PEGASYS, une thérapie de nouvelle génération contre l'hépatite C qui se distingue de par sa conception, présente des avantages considérables par rapport au traitement classique par interféron chez les patients infectés du VHB et du VHC. Les bienfaits de PEGASYS sont le résultat de sa structure de nouvelle génération en polyéthylène glycol (PEG) à chaîne ramifiée de 40 kilodaltons (KD) qui permet une médication soutenue pendant toute une semaine.

En outre, PEGASYS se diffuse plus rapidement vers le foie (principal foyer infectieux) que l'interféron classique.

Dans le traitement du VHC, PEGASYS offre une efficacité supérieure par rapport au traitement classique par interféron chez les patients infectés du VHC de tous les génotypes.

PEGASYS est le seul interféron pégylé disponible sous forme de solution prête à l'emploi.

Chaque injection sous-cutanée hebdomadaire contient 180 mcg d'interféron pégylé alfa-2a (40KD), dose approuvée pour tous les patients, quel que soit leur poids.
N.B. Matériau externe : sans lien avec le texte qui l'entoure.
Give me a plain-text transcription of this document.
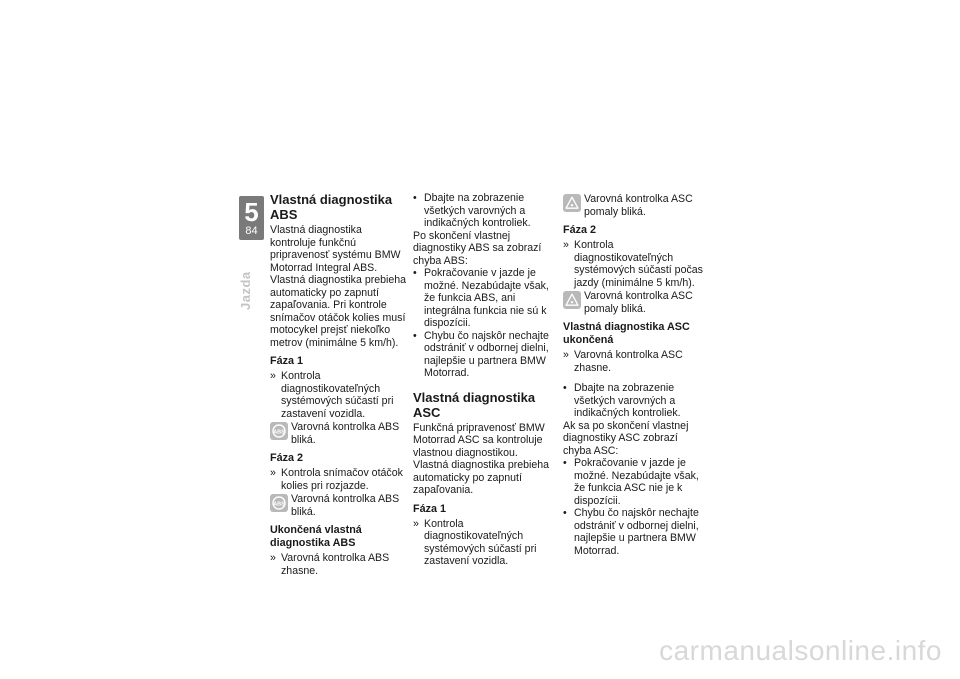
5
84
Jazda
Vlastná diagnostika ABS

Vlastná diagnostika kontroluje funkčnú pripravenosť systému BMW Motorrad Integral ABS. Vlastná diagnostika prebieha automaticky po zapnutí zapaľovania. Pri kontrole snímačov otáčok kolies musí motocykel prejsť niekoľko metrov (minimálne 5 km/h).

Fáza 1
» Kontrola diagnostikovateľných systémových súčastí pri zastavení vozidla.
ABS Varovná kontrolka ABS bliká.
Fáza 2
» Kontrola snímačov otáčok kolies pri rozjazde.
ABS Varovná kontrolka ABS bliká.
Ukončená vlastná diagnostika ABS
» Varovná kontrolka ABS zhasne.
• Dbajte na zobrazenie všetkých varovných a indikačných kontroliek.

Po skončení vlastnej diagnostiky ABS sa zobrazí chyba ABS:

• Pokračovanie v jazde je možné. Nezabúdajte však, že funkcia ABS, ani integrálna funkcia nie sú k dispozícii.
• Chybu čo najskôr nechajte odstrániť v odbornej dielni, najlepšie u partnera BMW Motorrad.
Vlastná diagnostika ASC

Funkčná pripravenosť BMW Motorrad ASC sa kontroluje vlastnou diagnostikou. Vlastná diagnostika prebieha automaticky po zapnutí zapaľovania.

Fáza 1
» Kontrola diagnostikovateľných systémových súčastí pri zastavení vozidla.
Varovná kontrolka ASC pomaly bliká.
Fáza 2
» Kontrola diagnostikovateľných systémových súčastí počas jazdy (minimálne 5 km/h).
Varovná kontrolka ASC pomaly bliká.
Vlastná diagnostika ASC ukončená
» Varovná kontrolka ASC zhasne.
• Dbajte na zobrazenie všetkých varovných a indikačných kontroliek.

Ak sa po skončení vlastnej diagnostiky ASC zobrazí chyba ASC:

• Pokračovanie v jazde je možné. Nezabúdajte však, že funkcia ASC nie je k dispozícii.
• Chybu čo najskôr nechajte odstrániť v odbornej dielni, najlepšie u partnera BMW Motorrad.
carmanualsonline.info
Roche dans le domaine de la virologie

Roche s'est engagé dans le domaine de la virologie en introduisant des traitements efficaces pour l'hépatite C et en proposant une gamme de médicaments contre le VIH. Le laboratoire a tout d'abord introduit Roferon-A, suivi de PEGASYS dans le traitement de l'hépatite C. À l'heure actuelle, PEGASYS se révèle être également plus efficace que les traitements classiques par interféron de l'hépatite B. Avec COPEGUS, Roche possède également sa propre marque de ribavirine utilisée dans le traitement du VHC en association avec Roferon A ou PEGASYS.
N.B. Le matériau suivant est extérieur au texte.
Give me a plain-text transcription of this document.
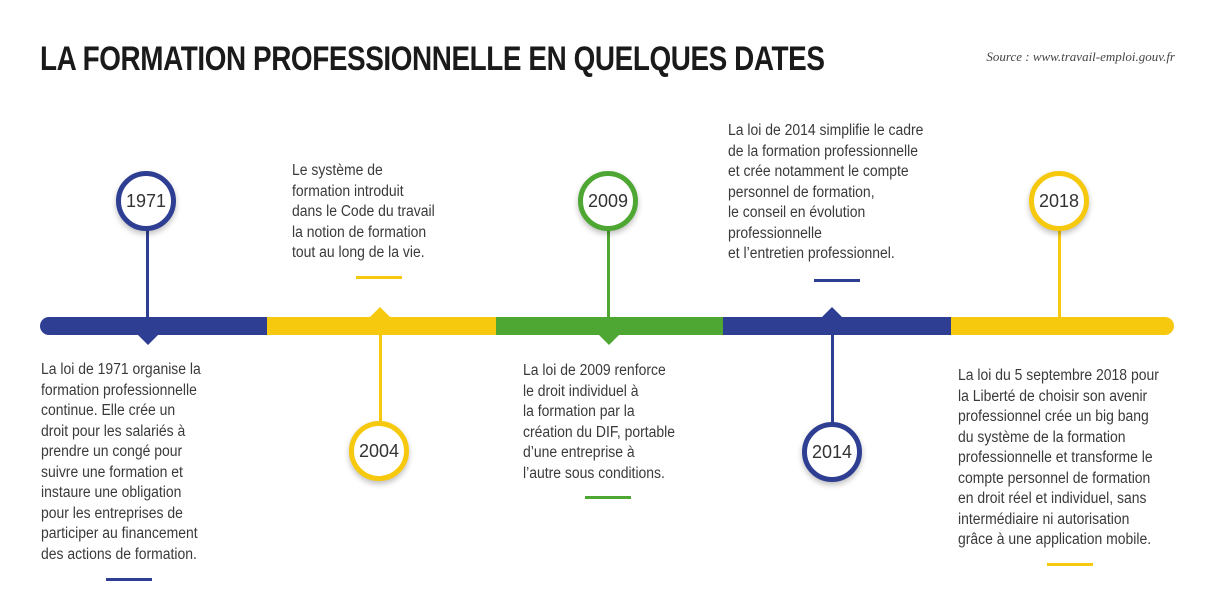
LA FORMATION PROFESSIONNELLE EN QUELQUES DATES	Source : www.travail-emploi.gouv.fr
1971
La loi de 1971 organise la
formation professionnelle
continue. Elle crée un
droit pour les salariés à
prendre un congé pour
suivre une formation et
instaure une obligation
pour les entreprises de
participer au financement
des actions de formation.
Le système de
formation introduit
dans le Code du travail
la notion de formation
tout au long de la vie.
2004
2009
La loi de 2009 renforce
le droit individuel à
la formation par la
création du DIF, portable
d’une entreprise à
l’autre sous conditions.
La loi de 2014 simplifie le cadre
de la formation professionnelle
et crée notamment le compte
personnel de formation,
le conseil en évolution
professionnelle
et l’entretien professionnel.
2014
2018
La loi du 5 septembre 2018 pour
la Liberté de choisir son avenir
professionnel crée un big bang
du système de la formation
professionnelle et transforme le
compte personnel de formation
en droit réel et individuel, sans
intermédiaire ni autorisation
grâce à une application mobile.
Depuis 1986, Roche a été à l'avant-garde de la recherche et du développement de nouveaux médicaments et de nouvelles technologies destinés aux soins de patients atteints du VIH. Parmi les médicaments développés par Roche pour le VIH, citons notamment Fortovase et Invirase (2 formules de saquinavir), administrés en association avec le ritonavir, et Viracept (nelfinavir).

Introduit en 1997 et largement utilisé en tant que traitement précoce du VIH, Viracept, caractérisé par son profil unique de résistance croisée, s'est avéré être le leader sûr et efficace des inhibiteurs de protéase.

Plus récemment, Roche a introduit Fuzeon (enfuvirtide), le premier inhibiteur de fusion de VIH au monde et la première innovation dans le domaine des traitements du VIH depuis 1996.

Roche fabrique des systèmes de diagnostic du VIH, du VHB et du VHC sous la marque AMPLICOR pour détecter la présence et la quantité de VIH ARN, VHC ARN ou VHB ARN dans le sang d'une personne.